[The authors respond:]

Letters

CJEM 2006;8(4):243-244

We thank Drs. Kovacs, MacQuarrie and Campbell for their response on behalf of the AIME Instructors to our study evaluating the use of pretreatment for neuroprotective rapid sequence intubation (RSI) in the emergency department (ED).1 We agree that every attempt should be made to avoid hypoxia and hypotension in all patients undergoing intubation in the ED, and agree that in some scenarios the simplest approach is the best. However, we were disappointed to hear the opinion that pretreatment is contraindicated, and were further disappointed to hear that the findings of our study that pretreatment drugs were not being routinely used were welcomed by the AIME group.

Clearly there is a lack of evidence involving hard end points demonstrating improved clinical outcomes when pretreatment is administered, and further research is necessary in this area. That said, we disagree with the conclusion of the AIME Instructors that pretreatment is therefore contraindicated in patients undergoing neuroprotective RSI in the ED. Although the issue requires further study we suspect that this opinion is not shared by the majority of emergency medicine clinicians who, rather than discard the use of potentially beneficial treatment agents, carefully consider the selective use of pretreatment in patients who may benefit from this intervention. The 2006 edition of Rosen's Emergency Medicine textbook makes the following statement regarding this issue:

There is evidence supporting the physiologic benefits of these agents, but outcome data are lacking, so individualization is necessary, and critical time should not be lost administering pretreatment drugs if the patient requires immediate intubation. Despite the lack of outcome studies, there is considerable inferential evidence supporting this approach, and these agents probably provide protection for vulnerable patients against the adverse hemodynamic and intracranial effects of laryngoscopy and intubation.2

Research done at our centre has provided evidence supporting the physiologic benefit of pretreatment agents.3 In addition, we recently published a study of 522 intubations using etomidate, many of which also involved the use of pretreatment agents. This study demonstrated that our approach was associated with hemodynamic stability in a heterogeneous group of patients undergoing RSI in the ED.4 Our conclusion from the existing literature remains unchanged; premedication should be considered in selected patients undergoing neuroprotective RSI in the ED. The appropriate selection and dosing of medications in such cases provides the best opportunity to minimize post-intubation hypotension and other complications of intubation.

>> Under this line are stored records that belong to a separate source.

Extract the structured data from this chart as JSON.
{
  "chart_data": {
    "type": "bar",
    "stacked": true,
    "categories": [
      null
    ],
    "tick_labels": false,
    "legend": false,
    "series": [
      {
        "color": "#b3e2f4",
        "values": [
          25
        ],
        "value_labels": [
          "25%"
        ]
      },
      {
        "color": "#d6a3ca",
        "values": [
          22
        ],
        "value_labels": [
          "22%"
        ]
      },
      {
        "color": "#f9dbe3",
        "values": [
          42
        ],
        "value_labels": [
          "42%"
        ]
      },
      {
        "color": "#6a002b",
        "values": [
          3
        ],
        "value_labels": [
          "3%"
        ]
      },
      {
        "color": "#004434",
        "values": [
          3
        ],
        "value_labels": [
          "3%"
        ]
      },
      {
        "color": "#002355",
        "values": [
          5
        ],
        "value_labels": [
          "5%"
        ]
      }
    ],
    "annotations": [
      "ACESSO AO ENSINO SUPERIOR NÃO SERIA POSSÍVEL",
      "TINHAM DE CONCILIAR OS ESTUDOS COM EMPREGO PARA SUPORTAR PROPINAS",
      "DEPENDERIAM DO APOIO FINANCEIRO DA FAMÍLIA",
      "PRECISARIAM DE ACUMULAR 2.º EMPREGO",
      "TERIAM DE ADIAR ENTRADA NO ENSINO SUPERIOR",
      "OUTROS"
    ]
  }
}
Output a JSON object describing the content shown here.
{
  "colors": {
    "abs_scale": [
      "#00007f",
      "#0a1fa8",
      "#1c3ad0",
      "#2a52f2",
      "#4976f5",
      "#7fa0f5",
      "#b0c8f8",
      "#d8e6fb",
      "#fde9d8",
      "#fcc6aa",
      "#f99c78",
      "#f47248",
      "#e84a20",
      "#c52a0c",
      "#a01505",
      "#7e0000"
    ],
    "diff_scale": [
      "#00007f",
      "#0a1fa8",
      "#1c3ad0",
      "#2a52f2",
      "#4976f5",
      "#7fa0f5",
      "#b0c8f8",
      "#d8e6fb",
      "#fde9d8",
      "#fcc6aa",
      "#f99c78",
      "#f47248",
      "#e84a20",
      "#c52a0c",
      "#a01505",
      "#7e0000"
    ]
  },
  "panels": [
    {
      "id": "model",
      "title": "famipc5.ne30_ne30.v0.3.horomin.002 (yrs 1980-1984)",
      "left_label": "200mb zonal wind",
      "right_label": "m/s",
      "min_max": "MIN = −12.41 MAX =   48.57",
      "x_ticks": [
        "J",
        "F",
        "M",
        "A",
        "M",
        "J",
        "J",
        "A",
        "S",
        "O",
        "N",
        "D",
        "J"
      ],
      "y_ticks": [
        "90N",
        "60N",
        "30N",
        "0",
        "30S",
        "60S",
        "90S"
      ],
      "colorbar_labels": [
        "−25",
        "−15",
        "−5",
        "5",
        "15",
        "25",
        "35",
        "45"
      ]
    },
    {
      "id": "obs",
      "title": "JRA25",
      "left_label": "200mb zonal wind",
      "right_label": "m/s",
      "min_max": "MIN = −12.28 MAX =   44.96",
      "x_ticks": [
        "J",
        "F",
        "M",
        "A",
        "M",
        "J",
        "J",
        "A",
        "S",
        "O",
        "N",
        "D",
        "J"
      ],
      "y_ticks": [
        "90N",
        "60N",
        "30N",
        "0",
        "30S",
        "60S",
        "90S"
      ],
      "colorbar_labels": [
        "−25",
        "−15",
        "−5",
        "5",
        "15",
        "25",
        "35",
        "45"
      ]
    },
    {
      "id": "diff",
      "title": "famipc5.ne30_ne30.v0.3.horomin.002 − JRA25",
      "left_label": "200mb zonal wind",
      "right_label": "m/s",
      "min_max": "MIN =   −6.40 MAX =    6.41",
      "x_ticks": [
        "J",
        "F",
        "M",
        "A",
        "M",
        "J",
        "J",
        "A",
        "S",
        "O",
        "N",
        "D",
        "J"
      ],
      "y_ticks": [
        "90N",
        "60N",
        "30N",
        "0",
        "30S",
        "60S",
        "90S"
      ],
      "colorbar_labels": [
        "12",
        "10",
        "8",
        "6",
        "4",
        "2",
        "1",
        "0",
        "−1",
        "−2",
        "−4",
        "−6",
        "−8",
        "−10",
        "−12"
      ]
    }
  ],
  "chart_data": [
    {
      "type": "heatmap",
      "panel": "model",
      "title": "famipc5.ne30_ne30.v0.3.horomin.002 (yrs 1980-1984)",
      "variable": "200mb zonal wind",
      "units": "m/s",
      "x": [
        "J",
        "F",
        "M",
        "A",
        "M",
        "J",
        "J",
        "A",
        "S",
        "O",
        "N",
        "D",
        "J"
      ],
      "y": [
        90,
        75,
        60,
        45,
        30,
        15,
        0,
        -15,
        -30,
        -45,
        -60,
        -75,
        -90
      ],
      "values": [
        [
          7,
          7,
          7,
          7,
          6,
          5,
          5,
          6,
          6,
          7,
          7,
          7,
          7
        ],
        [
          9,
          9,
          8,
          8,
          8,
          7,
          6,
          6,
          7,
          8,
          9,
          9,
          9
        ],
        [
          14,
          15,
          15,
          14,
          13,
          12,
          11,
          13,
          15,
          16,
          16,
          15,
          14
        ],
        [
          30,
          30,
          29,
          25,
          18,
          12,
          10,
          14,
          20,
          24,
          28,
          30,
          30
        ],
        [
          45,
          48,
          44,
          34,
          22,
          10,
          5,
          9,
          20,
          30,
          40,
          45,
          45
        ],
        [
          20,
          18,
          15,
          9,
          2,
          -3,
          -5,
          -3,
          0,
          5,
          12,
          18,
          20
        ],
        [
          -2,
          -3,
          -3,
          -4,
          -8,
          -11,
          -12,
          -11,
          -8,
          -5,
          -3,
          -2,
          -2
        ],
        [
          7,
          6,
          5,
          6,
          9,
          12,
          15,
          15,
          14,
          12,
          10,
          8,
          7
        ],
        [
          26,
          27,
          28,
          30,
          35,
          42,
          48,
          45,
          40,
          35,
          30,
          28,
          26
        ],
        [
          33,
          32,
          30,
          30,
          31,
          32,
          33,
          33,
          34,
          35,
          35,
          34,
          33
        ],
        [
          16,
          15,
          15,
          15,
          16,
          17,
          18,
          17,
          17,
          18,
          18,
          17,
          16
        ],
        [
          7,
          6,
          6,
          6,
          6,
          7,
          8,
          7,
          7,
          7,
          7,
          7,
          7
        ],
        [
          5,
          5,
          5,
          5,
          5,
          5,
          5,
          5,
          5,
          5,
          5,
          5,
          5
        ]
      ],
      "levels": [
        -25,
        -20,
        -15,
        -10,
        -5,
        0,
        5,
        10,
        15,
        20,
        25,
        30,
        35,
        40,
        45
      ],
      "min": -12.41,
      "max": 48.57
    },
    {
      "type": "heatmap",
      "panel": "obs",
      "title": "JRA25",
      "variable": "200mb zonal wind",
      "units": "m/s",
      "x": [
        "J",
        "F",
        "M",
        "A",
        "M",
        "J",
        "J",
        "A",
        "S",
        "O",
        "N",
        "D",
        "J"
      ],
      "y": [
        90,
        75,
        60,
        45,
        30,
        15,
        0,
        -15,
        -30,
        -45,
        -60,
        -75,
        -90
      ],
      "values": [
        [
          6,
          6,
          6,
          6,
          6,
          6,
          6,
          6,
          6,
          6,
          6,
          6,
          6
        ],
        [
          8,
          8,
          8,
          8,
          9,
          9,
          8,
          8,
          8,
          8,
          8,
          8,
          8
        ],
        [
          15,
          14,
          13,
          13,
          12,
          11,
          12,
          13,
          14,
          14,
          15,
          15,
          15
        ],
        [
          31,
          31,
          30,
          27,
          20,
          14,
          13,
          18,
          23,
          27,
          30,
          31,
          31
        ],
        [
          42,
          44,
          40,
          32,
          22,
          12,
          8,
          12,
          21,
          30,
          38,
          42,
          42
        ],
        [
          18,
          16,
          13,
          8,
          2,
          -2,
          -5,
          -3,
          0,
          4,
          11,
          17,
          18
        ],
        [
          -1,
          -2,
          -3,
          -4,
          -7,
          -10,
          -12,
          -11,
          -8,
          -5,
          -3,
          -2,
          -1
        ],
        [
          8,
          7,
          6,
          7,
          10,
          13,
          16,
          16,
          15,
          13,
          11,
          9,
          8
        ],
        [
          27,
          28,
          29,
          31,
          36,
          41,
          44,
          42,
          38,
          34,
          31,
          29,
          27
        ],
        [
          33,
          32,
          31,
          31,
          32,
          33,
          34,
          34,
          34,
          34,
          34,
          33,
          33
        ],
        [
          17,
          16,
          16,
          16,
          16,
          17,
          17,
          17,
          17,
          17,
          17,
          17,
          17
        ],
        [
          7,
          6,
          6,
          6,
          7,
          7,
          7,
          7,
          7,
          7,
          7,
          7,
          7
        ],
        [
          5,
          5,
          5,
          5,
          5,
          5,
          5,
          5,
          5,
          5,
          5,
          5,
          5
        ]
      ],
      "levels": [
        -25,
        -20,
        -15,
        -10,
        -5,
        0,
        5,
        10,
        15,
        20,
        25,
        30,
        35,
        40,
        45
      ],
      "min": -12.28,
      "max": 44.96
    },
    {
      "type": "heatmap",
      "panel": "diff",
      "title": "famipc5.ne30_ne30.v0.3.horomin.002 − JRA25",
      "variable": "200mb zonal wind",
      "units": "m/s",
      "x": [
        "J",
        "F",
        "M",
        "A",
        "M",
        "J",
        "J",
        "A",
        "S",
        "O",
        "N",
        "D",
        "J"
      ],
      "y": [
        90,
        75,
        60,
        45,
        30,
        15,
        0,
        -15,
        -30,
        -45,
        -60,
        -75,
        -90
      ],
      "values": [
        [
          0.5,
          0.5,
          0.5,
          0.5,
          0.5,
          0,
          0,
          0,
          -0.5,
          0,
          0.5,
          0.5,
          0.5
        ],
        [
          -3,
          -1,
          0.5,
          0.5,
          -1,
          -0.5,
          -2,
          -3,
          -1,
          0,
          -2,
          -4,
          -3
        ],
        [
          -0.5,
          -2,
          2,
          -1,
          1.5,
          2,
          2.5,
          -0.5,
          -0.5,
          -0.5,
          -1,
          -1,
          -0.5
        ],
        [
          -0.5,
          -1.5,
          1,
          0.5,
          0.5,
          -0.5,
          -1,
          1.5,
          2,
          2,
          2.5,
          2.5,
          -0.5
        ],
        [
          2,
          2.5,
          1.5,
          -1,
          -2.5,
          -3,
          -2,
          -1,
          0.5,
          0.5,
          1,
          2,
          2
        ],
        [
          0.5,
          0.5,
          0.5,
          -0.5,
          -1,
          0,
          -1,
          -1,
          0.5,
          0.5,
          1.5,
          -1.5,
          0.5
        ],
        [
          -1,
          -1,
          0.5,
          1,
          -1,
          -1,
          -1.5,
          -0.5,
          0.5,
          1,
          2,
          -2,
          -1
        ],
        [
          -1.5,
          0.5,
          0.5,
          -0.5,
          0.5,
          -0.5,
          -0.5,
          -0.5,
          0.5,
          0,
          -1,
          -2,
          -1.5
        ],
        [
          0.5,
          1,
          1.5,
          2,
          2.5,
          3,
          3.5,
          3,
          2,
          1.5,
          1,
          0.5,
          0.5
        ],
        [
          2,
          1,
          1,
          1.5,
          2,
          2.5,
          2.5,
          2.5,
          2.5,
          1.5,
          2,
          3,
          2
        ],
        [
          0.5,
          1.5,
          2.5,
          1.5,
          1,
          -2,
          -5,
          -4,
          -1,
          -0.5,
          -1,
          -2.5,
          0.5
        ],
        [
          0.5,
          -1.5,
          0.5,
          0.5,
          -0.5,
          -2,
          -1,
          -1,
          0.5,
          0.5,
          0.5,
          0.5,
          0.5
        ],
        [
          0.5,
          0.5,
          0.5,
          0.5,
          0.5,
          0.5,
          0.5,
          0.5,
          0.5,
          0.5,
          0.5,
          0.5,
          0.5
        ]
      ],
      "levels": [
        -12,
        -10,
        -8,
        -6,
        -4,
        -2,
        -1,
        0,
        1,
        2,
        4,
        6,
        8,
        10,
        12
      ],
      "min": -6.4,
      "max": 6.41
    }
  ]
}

Peter J. Zed, BSc, BSc(Pharm),

PharmD, FCSHP

David W. Harrison, MD

Nick Kuzak, MD

CSU Pharmaceutical Sciences and

Department of Emergency Medicine

Vancouver General Hospital

Faculty of Pharmaceutical Sciences

and Faculty of Medicine

University of British Columbia

Vancouver, BC

References

  1. Kuzak N, Harrison DW, Zed PJ. Use of lidocaine and fentanyl premedication for neuroprotective rapid sequence intubation in the emergency department. Can J Emerg Med 2006;8(2):80-4.
  2. Walls RM. Airway. In: Marx JA, Hockberger RS, Walls RM, et al, editors. Emergency medicine: concepts and clinical practice. 6th ed. Missouri: Mosby; 2006. p. 2-26.
  3. Zed PJ, Abu-Laban RB, Harrison DW. Effect of fentanyl pretreatment on sympathetic response in patients with cerebrovascular accident undergoing rapid sequence intubation in the emergency department [abstract]. Can J Emerg Med 2004;6(3):197.
  4. Zed PJ, Abu-Laban RB, Harrison DW. Intubating conditions and hemodynamic effects of etomidate for rapid sequence intubation in the emergency department: an observational cohort study. Acad Emerg Med 2006;13:378-83.